Novel Insight from Computational Virtual Screening Depict the Binding Potential of Selected Phytotherapeutics Against Probable Drug Targets of Clostridium difficile

This study explores computational screening and molecular docking approaches to screen novel herbal therapeutics against probable drug targets of Clostridium difficile. The essential genes were predicted by comparative genome analysis of C. difficile and best homologous organisms using BLAST search at database of essential genes (DEG). The functions of these genes in various metabolic pathways were predicted and some of these genes were considered as potential targets. Three major proteins were selected as putative targets, namely permease IIC component, ABC transporter and histidine kinase. The three-dimensional structures of these targets were predicted by molecular modelling.
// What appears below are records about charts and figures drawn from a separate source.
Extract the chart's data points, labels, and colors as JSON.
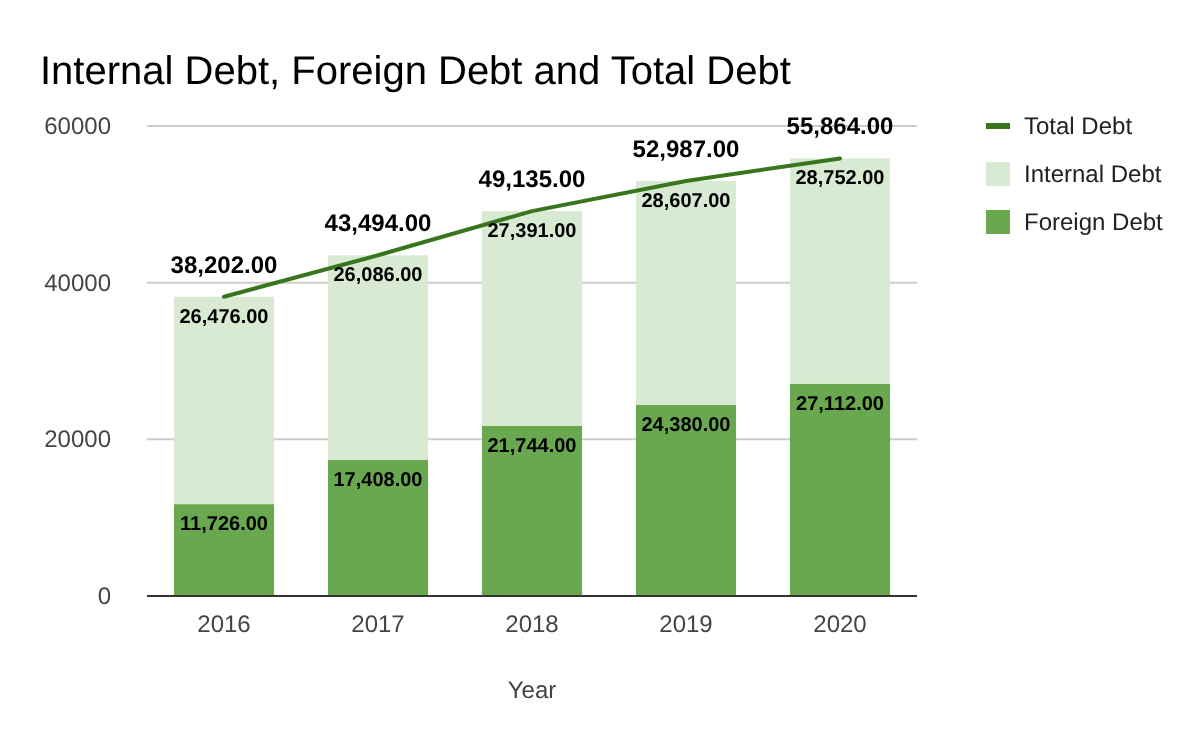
{
  "chart_data": {
    "type": "bar",
    "title": "Internal Debt, Foreign Debt and Total Debt",
    "xlabel": "Year",
    "categories": [
      "2016",
      "2017",
      "2018",
      "2019",
      "2020"
    ],
    "stacked": true,
    "ylim": [
      0,
      60000
    ],
    "yticks": [
      0,
      20000,
      40000,
      60000
    ],
    "grid": "y",
    "legend": "right",
    "series": [
      {
        "name": "Foreign Debt",
        "color": "#6aa84f",
        "values": [
          11726,
          17408,
          21744,
          24380,
          27112
        ],
        "value_labels": [
          "11,726.00",
          "17,408.00",
          "21,744.00",
          "24,380.00",
          "27,112.00"
        ]
      },
      {
        "name": "Internal Debt",
        "color": "#d9ead3",
        "values": [
          26476,
          26086,
          27391,
          28607,
          28752
        ],
        "value_labels": [
          "26,476.00",
          "26,086.00",
          "27,391.00",
          "28,607.00",
          "28,752.00"
        ]
      },
      {
        "name": "Total Debt",
        "type": "line",
        "color": "#38761d",
        "values": [
          38202,
          43494,
          49135,
          52987,
          55864
        ],
        "value_labels": [
          "38,202.00",
          "43,494.00",
          "49,135.00",
          "52,987.00",
          "55,864.00"
        ]
      }
    ]
  }
}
The herbal bioactive compounds were screened by computer-aided virtual screening and binding potentials against the drug targets were predicted by molecular docking. Quercetin present in Psidium guajava (binding energy of −9.1 kcal/mol), Ellagic acid found in Punica granatum and Psidium guajava (binding energy −9.0 kcal/mol) and Curcumin, present in Curcuma longa (binding energy −7.8 kcal/mol) demonstrated minimum binding energy and more number of interacting residues with the drug targets. Further, comparative study revealed that phytoligands demonstrated better binding affinities to the drug targets in comparison with usual ligands. Thus, this investigation explores the therapeutic probabilities of selected phytoligands against the putative drug targets of C. difficile.